At any rate, "Nanny McPhee Returns" invites us back to the franchise commanded by ever-clever Emma Thompson, who scripted, stars and executive-produces. One is always in good hands with Thompson, even in this kiddie franchise loosely adapted from Christianna Brand's trilogy of "Nurse Matilda" novels. 2006's "Nanny McPhee" corresponded in plot to the book "Nurse Matilda," but the second film diverges from the path of the books to tell a new story with a new family.
On the other hand, the new story is a lot like the old story. Again, the bulbous-nosed, bucktoothed, portly, warty Nanny McPhee spirits into the life of a needy family. Again, she imparts five lessons to unruly English moppets, her superficially unattractive features fading away to reveal Thompson's natural beauty. But this time McPhee visits the working-class Green family on their Deer Valley Farm: mother Isabel (Maggie Gyllenhaal) and kids Megsie (Lil Woods), Norman (Asa Butterfield) and Vincent (Oscar Steer). An unspecified war means that Mr. Green is away and in danger; thus, tensions are running high (the circumstances and style suggests the '40s, but in a modernistic time warp).

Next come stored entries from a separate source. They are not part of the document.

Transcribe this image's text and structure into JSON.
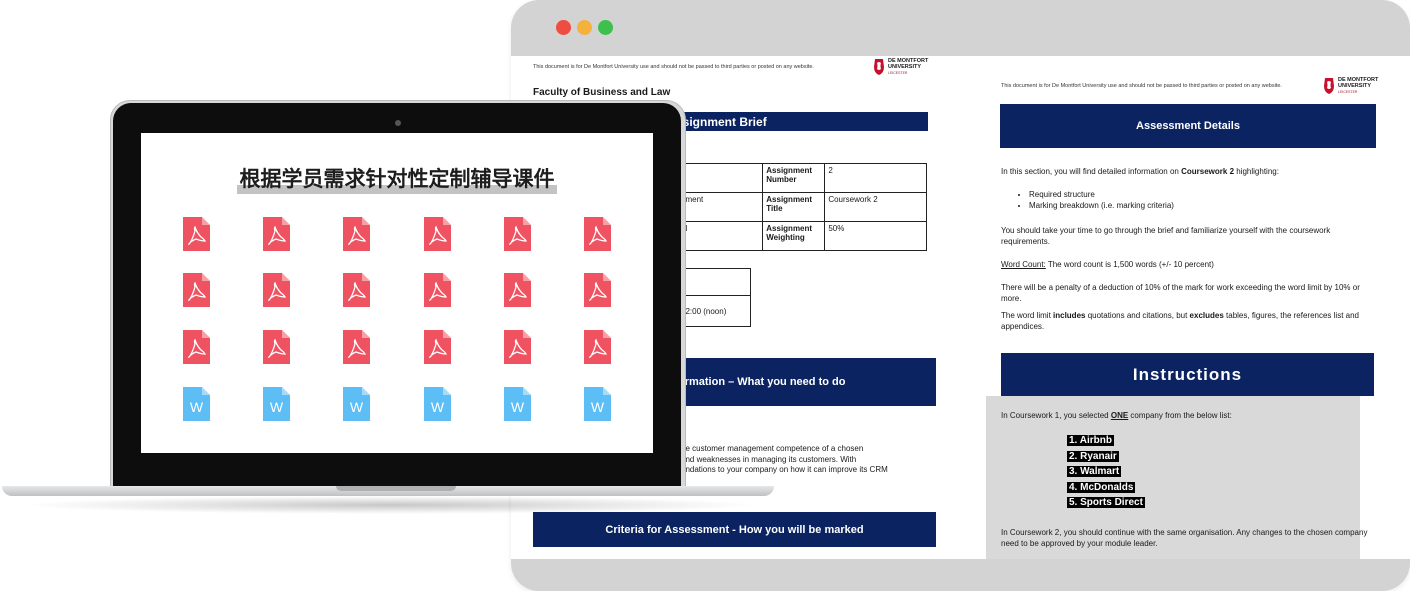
{
  "window_controls": [
    "close",
    "minimize",
    "maximize"
  ],
  "page1": {
    "disclaimer": "This document is for De Montfort University use and should not be passed to third parties or posted on any website.",
    "logo": {
      "line1": "DE MONTFORT",
      "line2": "UNIVERSITY",
      "line3": "LEICESTER"
    },
    "faculty": "Faculty of Business and Law",
    "brief_heading": "ssignment Brief",
    "details_table": [
      {
        "c1": "",
        "c2": "Assignment Number",
        "c3": "2"
      },
      {
        "c1": "ement",
        "c2": "Assignment Title",
        "c3": "Coursework 2"
      },
      {
        "c1": "el",
        "c2": "Assignment Weighting",
        "c3": "50%"
      }
    ],
    "dates_table": [
      {
        "c1": ""
      },
      {
        "c1": "12:00 (noon)"
      }
    ],
    "info_heading": "ormation – What you need to do",
    "info_text": [
      "he customer management competence of a chosen",
      "and weaknesses in managing its customers. With",
      "endations to your company on how it can improve its CRM"
    ],
    "criteria_heading": "Criteria for Assessment - How you will be marked"
  },
  "page2": {
    "disclaimer": "This document is for De Montfort University use and should not be passed to third parties or posted on any website.",
    "logo": {
      "line1": "DE MONTFORT",
      "line2": "UNIVERSITY",
      "line3": "LEICESTER"
    },
    "details_heading": "Assessment Details",
    "intro_pre": "In this section, you will find detailed information on ",
    "intro_bold": "Coursework 2",
    "intro_post": " highlighting:",
    "bullets": [
      "Required structure",
      "Marking breakdown (i.e. marking criteria)"
    ],
    "time_text": "You should take your time to go through the brief and familiarize yourself with the coursework requirements.",
    "word_count_label": "Word Count:",
    "word_count_text": " The word count is 1,500 words (+/- 10 percent)",
    "penalty_text": "There will be a penalty of a deduction of 10% of the mark for work exceeding the word limit by 10% or more.",
    "limit_pre": "The word limit ",
    "limit_includes": "includes",
    "limit_mid": " quotations and citations, but ",
    "limit_excludes": "excludes",
    "limit_post": " tables, figures, the references list and appendices.",
    "instructions_heading": "Instructions",
    "cw1_pre": "In Coursework 1, you selected ",
    "cw1_one": "ONE",
    "cw1_post": " company from the below list:",
    "companies": [
      "1.  Airbnb",
      "2.  Ryanair",
      "3.  Walmart",
      "4.  McDonalds",
      "5.  Sports Direct"
    ],
    "cw2_text": "In Coursework 2, you should continue with the same organisation. Any changes to the chosen company need to be approved by your module leader."
  },
  "laptop": {
    "screen_title": "根据学员需求针对性定制辅导课件",
    "file_icons": {
      "pdf_label": "",
      "word_label": "W",
      "pdf_color": "#ef5361",
      "word_color": "#5dbdf5",
      "rows": [
        [
          "pdf",
          "pdf",
          "pdf",
          "pdf",
          "pdf",
          "pdf"
        ],
        [
          "pdf",
          "pdf",
          "pdf",
          "pdf",
          "pdf",
          "pdf"
        ],
        [
          "pdf",
          "pdf",
          "pdf",
          "pdf",
          "pdf",
          "pdf"
        ],
        [
          "word",
          "word",
          "word",
          "word",
          "word",
          "word"
        ]
      ]
    }
  },
  "colors": {
    "navy": "#0b2461",
    "grey_panel": "#d9d9d9"
  }
}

Tensions run so high that the arrival of rich cousins Cyril (Eros Vlahos) and Celia (Rosie Taylor-Ritson) Gray, sent to the country to dodge a London blitz, triggers a civil war between the Green and the Gray. Thompson is after a lesson in harmony for adults and kids. Hence "Lesson One: To stop fighting." Ironically, McPhee claims to be "an army nanny ... I have been deployed." With the loss of the farm a clear and present danger, the film touches on recession fears as well, but with faith and help from her magic walking stick, the sly governess contains the situation and helps the children to grow into themselves.
Thompson and director Susanna White appropriately conspire to keep McPhee somewhat in the background (she should leave us, like the kids, wanting more). Though she plays it close to the frock, Nanny McPhee has an emotional attentiveness to kids at their best and at their lowest. Thompson nicely underplays this sensitivity as well as the comedy. She also hauls in some top British talent for potent supporting roles and cameos: Maggie Smith, Rhys Ifans, Ralph Fiennes, Bill Bailey and Ewan McGregor.
For the kids, there are lots of pratfalls and fairy-tale magic, with a touch of "Babe"'s farm charm (pigs that fly and do Busby Berkeley choreography). Like the kids, we're left with the reminder that Nanny McPhee is a rolling stone with one overriding lesson: You can't always get what you want, but if you try sometimes, you just might find you get what you need.